Scarborough agreed, and took McCain to task for looking down too much: "Yes, please. If this is your introduction to America in 2008, do not have your head looking straight down into a speech..."
Newsweek's Howard Fineman joked that "it looked like every advisor that he'd ever had had given him one paragraph," inspiring more laughter from Scarborough, and the Washington Post's Eugene Robinson quipped that McCain had "dropped them on his way to the podium, and then resorted them in random order." Robinson added that "it was not a good performance."
Katrina Vanden Heuvel, editor of the liberal Nation magazine, contended that the speech "deflated his victory. That's not going to move him forward heading out."
Scarborough started to turn toward a more serious analysis of the speech as he asked Robinson, "But seriously, though, talk about John McCain's speech tonight." But any positive analysis of McCain's words was not pursued as Robinson merely responded that "we've kind of covered the speech...it was a chance to do what Mitt Romney did a few minutes ago," before moving on to give praise to Romney's concession speech.
Below is a transcript of the relevant portion of the Tuesday January 8 MSNBC coverage of the New Hampshire primary, from around 9:25 p.m.:
KEITH OLBERMANN, right after McCain's speech ended: Just 301 days until the presidential election. And John McCain-
JOE SCARBOROUGH: 299.
SCARBOROUGH: I think it's 299 now.
OLBERMANN: Hush over there, Scarborough. Scarborough says it's 299.
SCARBOROUGH, laughing: That speech, oh, my God.
OLBERMANN: All right. Calm down. He's still on the stage. You're going to be, you can't, you can't, you can't boo a candidate while he's still on the stage the night he won, Joe. Do I have to teach you everything about politics, all of a sudden?
SCARBOROUGH: Thank you, Keith. Thank you. I'll tell you, one thing I can teach, we were all talking about it over here, it is absolutely remarkable.
OLBERMANN: Don't read the speech?
SCARBOROUGH: That at this moment -- yes, please. If this is your introduction to America in 2008, do not have your head looking straight down into a speech that, Howard Fineman, you said, what did it look like?
HOWARD FINEMAN, Newsweek: Well, it looked like every advisor that he'd ever had had given him one paragraph.
OLBERMANN: One sentence.
FINEMAN: One sentence. And he read them all. That's like-
EUGENE ROBINSON, Washington Post: But he dropped them on his way to the podium, and then resorted them in random order.

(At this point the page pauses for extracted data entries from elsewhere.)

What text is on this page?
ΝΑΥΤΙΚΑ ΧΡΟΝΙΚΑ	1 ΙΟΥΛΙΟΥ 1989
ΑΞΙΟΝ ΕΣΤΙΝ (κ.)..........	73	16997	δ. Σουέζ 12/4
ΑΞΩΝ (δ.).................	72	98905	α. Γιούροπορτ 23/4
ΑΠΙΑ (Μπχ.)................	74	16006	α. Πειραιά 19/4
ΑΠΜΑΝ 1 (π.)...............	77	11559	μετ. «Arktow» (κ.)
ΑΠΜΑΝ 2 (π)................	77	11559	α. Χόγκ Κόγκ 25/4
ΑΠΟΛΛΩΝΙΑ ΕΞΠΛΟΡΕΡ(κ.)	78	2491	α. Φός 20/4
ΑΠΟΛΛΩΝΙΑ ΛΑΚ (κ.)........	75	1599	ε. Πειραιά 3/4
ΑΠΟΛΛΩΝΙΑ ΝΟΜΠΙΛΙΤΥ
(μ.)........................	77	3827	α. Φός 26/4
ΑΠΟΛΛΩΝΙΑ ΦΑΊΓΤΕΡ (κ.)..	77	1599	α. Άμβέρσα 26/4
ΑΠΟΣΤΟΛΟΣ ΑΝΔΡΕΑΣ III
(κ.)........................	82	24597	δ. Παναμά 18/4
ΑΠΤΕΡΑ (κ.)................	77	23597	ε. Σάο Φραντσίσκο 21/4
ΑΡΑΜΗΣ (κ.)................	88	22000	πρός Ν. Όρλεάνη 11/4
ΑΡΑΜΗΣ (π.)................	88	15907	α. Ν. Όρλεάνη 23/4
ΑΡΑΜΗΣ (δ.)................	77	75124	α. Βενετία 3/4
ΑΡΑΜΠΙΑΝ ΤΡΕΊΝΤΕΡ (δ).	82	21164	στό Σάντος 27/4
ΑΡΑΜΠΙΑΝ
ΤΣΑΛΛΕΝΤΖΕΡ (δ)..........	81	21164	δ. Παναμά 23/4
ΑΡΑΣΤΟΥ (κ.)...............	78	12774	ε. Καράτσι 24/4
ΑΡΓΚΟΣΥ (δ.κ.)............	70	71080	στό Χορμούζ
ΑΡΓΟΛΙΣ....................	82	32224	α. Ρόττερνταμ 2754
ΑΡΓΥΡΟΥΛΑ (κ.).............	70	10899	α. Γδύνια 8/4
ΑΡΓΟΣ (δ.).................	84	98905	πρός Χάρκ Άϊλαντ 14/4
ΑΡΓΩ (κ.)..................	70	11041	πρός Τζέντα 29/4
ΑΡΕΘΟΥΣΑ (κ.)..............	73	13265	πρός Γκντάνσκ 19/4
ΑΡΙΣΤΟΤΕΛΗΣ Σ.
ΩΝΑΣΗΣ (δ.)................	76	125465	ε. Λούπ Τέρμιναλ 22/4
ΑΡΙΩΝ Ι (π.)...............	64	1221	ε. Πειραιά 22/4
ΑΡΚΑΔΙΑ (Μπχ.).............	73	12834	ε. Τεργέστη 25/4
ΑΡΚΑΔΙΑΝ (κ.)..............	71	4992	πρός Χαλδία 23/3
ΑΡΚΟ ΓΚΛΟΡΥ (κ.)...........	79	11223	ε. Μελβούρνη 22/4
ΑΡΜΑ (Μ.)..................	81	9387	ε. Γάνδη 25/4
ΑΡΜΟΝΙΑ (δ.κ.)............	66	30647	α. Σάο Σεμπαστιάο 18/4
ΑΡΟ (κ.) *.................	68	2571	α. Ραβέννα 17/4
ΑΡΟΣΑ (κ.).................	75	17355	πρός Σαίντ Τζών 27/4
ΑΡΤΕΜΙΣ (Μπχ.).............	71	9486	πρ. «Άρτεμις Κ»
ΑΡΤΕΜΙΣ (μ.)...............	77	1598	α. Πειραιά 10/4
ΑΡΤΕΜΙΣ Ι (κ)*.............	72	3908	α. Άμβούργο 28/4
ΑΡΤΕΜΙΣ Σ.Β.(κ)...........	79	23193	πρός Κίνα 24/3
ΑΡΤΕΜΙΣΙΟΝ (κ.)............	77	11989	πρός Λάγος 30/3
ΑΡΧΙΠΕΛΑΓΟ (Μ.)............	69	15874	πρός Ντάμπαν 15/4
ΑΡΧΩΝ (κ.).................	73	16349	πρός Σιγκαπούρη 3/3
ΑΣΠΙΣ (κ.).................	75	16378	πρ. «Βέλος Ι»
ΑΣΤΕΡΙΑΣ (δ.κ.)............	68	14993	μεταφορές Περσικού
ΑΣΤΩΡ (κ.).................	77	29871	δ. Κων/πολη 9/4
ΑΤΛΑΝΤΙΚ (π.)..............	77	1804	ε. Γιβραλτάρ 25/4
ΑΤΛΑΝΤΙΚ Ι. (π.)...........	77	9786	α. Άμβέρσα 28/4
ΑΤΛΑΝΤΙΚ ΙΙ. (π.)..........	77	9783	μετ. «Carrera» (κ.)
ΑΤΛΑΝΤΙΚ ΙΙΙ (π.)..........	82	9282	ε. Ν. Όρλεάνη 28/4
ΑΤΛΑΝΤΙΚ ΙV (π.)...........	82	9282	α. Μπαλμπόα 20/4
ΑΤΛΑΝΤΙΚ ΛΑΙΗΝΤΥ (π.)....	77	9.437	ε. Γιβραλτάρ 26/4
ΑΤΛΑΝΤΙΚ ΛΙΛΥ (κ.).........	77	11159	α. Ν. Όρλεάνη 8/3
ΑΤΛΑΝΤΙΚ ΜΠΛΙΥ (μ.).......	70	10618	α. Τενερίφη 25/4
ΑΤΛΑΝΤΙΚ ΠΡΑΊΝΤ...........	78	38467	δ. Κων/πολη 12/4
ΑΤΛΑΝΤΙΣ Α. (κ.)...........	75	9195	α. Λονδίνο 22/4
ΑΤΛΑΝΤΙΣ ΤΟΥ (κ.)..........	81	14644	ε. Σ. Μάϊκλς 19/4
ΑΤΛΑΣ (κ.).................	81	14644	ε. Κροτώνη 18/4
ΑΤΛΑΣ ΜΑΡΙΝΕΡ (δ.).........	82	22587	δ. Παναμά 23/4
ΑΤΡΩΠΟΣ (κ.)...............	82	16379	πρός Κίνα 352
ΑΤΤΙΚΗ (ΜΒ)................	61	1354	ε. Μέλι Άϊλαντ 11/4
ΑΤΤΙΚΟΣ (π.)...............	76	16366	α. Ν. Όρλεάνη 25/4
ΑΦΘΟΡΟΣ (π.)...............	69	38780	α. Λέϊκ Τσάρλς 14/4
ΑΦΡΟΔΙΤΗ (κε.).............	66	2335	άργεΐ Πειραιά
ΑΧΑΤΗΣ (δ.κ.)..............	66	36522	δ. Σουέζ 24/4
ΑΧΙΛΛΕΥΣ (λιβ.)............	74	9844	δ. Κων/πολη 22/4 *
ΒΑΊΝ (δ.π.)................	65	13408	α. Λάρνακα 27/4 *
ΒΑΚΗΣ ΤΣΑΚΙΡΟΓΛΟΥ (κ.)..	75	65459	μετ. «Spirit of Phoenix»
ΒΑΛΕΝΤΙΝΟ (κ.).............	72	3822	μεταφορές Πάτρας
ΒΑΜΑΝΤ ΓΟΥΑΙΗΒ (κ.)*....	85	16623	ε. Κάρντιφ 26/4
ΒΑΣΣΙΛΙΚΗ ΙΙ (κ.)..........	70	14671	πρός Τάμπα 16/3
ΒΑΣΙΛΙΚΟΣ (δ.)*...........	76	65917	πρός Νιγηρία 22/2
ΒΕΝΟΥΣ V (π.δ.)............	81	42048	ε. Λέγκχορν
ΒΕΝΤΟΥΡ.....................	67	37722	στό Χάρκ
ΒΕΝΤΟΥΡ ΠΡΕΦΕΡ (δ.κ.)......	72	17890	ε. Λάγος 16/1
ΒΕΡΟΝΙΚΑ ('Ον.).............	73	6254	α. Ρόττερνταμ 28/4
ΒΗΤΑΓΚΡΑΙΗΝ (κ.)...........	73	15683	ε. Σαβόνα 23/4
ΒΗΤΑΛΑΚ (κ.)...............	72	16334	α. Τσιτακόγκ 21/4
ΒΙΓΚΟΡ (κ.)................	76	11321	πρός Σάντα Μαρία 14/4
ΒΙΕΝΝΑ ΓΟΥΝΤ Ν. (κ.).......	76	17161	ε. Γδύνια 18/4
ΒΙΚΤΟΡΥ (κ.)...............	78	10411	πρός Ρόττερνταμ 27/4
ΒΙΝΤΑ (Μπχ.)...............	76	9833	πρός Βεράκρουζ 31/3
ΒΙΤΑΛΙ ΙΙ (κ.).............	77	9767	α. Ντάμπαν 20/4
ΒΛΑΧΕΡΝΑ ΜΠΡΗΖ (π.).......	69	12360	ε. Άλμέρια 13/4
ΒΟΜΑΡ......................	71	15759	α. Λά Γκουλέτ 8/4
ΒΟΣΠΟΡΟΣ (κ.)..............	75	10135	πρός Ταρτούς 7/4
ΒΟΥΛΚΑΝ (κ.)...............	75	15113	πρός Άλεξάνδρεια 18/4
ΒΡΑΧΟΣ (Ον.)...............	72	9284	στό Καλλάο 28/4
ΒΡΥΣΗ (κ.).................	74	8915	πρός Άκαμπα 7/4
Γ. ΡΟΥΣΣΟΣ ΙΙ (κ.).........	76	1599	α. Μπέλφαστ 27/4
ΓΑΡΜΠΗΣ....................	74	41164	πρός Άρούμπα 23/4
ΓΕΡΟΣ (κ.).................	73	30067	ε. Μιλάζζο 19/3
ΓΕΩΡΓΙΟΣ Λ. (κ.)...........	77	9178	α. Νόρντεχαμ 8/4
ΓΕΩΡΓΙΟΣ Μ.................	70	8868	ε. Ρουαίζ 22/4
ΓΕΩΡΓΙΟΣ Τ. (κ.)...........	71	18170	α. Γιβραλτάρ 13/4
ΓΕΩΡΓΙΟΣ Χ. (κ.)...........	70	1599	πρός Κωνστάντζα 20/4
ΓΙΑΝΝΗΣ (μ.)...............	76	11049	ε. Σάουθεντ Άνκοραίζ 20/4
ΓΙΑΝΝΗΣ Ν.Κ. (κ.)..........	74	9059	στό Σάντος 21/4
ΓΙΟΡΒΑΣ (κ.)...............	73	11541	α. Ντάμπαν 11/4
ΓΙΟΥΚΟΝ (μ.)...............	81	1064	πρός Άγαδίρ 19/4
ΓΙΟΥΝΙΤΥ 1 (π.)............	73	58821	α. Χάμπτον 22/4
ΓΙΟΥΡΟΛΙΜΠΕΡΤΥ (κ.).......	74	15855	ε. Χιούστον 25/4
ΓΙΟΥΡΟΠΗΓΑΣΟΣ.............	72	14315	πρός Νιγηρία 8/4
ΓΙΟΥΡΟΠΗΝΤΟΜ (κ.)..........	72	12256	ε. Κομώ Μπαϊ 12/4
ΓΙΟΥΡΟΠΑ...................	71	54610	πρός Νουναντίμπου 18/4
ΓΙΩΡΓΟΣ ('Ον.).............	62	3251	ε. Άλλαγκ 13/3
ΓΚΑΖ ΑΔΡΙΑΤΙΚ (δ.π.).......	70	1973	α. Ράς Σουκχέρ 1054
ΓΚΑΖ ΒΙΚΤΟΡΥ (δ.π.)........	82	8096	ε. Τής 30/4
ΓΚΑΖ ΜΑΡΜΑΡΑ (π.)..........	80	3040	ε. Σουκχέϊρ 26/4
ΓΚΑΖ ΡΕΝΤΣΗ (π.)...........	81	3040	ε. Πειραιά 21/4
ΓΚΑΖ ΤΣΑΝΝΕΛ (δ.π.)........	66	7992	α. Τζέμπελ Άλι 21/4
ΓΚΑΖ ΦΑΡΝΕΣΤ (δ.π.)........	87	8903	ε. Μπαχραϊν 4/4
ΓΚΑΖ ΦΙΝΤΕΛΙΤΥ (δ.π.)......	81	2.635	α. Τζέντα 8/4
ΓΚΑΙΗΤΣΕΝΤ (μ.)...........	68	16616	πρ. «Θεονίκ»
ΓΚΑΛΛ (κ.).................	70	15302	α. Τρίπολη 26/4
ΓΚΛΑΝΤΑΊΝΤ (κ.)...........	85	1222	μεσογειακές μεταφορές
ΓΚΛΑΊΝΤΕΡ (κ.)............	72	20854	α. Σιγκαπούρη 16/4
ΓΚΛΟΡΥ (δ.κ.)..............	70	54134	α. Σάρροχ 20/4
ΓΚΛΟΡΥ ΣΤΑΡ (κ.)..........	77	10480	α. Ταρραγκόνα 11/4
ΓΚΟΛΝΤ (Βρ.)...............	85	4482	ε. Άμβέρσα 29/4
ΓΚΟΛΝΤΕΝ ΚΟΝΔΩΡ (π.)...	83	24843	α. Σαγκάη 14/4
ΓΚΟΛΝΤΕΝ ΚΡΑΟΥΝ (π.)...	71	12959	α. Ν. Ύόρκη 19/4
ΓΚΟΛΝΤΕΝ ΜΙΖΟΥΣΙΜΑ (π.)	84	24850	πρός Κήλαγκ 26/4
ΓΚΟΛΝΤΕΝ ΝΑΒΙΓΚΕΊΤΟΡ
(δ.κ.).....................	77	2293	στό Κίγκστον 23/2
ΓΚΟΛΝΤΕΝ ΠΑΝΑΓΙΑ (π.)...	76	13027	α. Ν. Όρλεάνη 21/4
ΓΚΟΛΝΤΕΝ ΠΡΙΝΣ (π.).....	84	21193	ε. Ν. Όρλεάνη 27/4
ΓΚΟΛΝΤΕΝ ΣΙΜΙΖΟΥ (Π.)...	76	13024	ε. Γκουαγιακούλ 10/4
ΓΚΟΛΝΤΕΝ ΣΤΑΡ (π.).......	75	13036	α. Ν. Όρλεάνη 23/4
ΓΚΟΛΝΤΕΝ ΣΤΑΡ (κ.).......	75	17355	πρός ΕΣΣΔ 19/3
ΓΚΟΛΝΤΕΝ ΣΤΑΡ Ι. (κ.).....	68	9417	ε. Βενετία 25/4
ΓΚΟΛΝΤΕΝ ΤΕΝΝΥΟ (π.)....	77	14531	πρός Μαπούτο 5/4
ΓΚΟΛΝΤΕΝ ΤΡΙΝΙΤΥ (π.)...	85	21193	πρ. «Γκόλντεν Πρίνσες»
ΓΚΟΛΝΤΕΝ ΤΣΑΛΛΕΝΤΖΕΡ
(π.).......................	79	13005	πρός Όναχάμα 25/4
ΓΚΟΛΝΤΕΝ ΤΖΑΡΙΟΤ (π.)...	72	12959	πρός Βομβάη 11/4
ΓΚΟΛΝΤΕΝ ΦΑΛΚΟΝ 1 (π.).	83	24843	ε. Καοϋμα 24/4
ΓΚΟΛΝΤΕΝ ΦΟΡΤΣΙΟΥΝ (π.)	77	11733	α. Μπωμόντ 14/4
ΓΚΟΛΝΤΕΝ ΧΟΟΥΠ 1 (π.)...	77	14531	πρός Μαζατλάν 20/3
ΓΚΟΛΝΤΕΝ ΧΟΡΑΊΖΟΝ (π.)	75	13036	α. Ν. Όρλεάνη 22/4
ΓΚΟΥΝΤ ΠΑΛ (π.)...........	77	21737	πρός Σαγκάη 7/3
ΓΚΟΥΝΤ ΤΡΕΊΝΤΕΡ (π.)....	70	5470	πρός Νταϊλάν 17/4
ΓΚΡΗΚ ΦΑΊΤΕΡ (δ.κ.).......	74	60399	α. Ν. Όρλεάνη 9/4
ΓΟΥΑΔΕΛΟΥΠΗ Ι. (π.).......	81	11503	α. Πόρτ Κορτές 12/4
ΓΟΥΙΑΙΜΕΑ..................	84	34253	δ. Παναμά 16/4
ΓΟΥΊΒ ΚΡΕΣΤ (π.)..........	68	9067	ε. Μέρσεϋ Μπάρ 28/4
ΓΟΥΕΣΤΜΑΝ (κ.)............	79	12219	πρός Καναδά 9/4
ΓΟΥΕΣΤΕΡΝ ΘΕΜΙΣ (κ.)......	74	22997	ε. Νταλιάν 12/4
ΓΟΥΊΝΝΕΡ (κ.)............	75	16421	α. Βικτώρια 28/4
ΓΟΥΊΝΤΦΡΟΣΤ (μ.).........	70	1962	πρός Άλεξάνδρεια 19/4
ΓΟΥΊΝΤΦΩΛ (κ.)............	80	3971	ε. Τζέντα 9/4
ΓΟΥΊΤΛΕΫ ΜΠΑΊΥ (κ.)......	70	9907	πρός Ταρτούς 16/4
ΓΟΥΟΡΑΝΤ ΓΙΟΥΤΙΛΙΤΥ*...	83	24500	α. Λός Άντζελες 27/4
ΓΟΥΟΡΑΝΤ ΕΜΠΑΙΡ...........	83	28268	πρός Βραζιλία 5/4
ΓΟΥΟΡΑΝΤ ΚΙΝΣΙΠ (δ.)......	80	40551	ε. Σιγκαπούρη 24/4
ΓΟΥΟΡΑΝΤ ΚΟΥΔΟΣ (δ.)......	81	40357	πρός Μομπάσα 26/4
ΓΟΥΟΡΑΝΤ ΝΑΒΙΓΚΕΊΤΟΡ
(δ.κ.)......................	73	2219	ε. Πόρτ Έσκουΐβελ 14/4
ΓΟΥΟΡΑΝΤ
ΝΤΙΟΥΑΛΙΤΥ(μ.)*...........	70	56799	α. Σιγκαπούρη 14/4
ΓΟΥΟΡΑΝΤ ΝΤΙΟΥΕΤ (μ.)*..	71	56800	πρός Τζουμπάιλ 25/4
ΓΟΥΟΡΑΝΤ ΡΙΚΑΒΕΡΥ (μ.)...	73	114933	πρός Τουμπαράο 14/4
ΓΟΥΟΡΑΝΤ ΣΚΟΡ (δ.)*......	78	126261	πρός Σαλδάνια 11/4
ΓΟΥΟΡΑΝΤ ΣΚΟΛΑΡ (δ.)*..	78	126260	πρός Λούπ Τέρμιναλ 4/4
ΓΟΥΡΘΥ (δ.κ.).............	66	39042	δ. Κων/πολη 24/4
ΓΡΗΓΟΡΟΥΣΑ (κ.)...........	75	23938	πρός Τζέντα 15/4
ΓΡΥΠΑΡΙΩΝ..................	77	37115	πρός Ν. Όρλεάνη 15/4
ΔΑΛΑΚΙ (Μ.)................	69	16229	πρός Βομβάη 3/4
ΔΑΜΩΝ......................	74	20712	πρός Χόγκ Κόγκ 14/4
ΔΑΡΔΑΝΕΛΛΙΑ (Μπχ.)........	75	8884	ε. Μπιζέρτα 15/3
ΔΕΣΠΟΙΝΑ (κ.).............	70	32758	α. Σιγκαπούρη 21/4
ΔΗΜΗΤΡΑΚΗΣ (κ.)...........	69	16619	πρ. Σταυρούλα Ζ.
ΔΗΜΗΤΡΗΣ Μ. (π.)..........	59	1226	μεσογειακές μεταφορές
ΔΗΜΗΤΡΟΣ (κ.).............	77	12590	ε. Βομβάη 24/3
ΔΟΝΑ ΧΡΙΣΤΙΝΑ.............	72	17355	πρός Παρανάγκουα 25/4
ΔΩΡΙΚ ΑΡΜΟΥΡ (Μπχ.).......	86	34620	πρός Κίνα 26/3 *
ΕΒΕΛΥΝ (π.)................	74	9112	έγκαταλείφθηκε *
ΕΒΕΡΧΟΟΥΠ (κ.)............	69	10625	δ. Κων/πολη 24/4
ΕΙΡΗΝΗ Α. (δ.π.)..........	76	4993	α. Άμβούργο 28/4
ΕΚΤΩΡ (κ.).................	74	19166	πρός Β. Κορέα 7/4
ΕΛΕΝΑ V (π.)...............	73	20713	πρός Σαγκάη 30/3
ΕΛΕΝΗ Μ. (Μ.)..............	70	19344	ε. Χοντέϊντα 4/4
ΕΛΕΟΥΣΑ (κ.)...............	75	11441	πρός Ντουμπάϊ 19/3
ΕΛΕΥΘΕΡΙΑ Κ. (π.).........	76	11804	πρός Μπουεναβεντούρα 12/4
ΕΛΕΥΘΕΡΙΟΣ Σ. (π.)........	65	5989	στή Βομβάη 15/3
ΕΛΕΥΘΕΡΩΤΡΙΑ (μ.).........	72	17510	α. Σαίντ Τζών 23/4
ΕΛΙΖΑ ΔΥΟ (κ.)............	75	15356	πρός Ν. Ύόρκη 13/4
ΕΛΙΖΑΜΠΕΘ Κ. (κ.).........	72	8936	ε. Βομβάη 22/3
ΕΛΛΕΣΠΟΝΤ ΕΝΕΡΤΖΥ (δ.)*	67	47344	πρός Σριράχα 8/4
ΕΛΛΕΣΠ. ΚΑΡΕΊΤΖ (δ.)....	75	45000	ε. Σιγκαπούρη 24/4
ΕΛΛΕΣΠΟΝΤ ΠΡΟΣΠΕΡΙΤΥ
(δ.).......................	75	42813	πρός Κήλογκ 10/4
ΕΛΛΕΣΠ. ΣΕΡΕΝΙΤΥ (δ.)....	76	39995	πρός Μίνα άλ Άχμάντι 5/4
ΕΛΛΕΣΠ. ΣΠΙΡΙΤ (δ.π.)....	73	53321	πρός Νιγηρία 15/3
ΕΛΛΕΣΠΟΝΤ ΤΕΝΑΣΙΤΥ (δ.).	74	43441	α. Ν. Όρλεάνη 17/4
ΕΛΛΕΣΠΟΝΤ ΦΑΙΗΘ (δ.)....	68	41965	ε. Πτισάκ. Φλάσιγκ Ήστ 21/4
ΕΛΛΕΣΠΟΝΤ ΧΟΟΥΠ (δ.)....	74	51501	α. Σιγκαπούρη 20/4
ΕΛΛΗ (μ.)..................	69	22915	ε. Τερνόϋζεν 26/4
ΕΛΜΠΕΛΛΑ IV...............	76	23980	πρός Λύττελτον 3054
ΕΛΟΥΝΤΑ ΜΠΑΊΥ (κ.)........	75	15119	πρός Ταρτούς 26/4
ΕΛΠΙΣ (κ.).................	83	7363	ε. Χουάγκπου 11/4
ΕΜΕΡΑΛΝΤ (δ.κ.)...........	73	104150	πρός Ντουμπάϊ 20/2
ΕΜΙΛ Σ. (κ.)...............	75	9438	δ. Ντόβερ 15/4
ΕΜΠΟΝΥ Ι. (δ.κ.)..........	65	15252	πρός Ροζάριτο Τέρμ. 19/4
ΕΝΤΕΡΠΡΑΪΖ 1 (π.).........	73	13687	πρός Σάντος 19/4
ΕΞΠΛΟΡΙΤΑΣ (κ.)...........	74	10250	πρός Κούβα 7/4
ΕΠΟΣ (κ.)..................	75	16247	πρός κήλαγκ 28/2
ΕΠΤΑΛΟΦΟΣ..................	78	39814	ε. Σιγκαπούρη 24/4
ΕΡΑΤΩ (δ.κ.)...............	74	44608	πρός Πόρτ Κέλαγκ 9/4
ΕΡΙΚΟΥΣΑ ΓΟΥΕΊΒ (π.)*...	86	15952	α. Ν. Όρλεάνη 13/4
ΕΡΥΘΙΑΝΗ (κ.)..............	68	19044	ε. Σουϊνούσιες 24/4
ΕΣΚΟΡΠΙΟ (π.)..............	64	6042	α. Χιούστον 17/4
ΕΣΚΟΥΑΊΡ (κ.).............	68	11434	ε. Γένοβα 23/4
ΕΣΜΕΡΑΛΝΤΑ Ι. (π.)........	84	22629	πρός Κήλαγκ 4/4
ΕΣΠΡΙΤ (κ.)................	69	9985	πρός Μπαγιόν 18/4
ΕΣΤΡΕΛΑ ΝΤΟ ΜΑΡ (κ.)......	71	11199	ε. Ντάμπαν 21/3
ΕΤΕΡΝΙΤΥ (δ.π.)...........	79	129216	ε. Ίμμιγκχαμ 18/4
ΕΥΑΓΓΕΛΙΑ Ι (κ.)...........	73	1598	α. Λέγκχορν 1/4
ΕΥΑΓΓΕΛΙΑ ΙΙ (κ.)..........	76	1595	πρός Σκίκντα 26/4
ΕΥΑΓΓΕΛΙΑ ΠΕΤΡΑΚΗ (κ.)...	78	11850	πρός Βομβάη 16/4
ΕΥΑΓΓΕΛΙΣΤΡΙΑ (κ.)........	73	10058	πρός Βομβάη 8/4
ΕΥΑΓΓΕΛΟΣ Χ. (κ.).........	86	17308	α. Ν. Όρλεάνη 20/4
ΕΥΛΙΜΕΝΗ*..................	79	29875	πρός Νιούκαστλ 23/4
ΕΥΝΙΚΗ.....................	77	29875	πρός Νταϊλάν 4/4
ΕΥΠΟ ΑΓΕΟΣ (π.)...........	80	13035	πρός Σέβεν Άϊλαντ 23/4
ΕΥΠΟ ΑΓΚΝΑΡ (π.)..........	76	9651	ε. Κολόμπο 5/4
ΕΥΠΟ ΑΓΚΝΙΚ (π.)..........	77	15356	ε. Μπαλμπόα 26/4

FINEMAN: You know what, I feel, having seen him yesterday up there, you know, he deserves it. If he wants to talk all night, let him do it, because this is his big, big, big moment.
SCARBOROUGH: And Gene, you were saying, though, I mean, after the third time he misread a line.
ROBINSON: Yeah, he should have just said whatever at that point and just move on, I think. It was not a good performance.
KATRINA VANDEN HEUVEL, The Nation: It deflated his victory. That's not going to move him forward heading out-
FINEMAN: To be serious about it for a second, these speeches here are an important time for the candidates to set the tone and introduce themselves, or reintroduce themselves, in his case, around the country.
SCARBOROUGH: Do you remember how in 2004, we had a back and forth about John Kerry's speech, and we both talked about, there are times when politicians introduce themselves to America. And when you get that introduction, and this is John McCain part two, when you get that introduction, you better get it right because that's-
VANDEN HEUVEL: Think about Obama, 2004. Think about Obama, Iowa night. Now, he read that speech. He was the only one of the three leading candidates, but he did it with a grace and a passion, which you did not see with Mr. McCain tonight.
FINEMAN: In the opposite way, I hate to bring it up again, but don't forget Howard Dean in 2004.
VANDEN HEUVEL: That mike was in the unidirectional way. Can we remember that? And Mr. Dean is doing a terrific job, 50-state strategy at the DNC.
SCARBOROUGH: Gene, we don't want to talk about Howard Dean. But seriously, though, talk about John McCain's speech tonight.
ROBINSON: No, well, we've kind of covered the speech. I mean, it was a chance to do what Mitt Romney did a few minutes ago.
The panel went on to praise Romney's speech.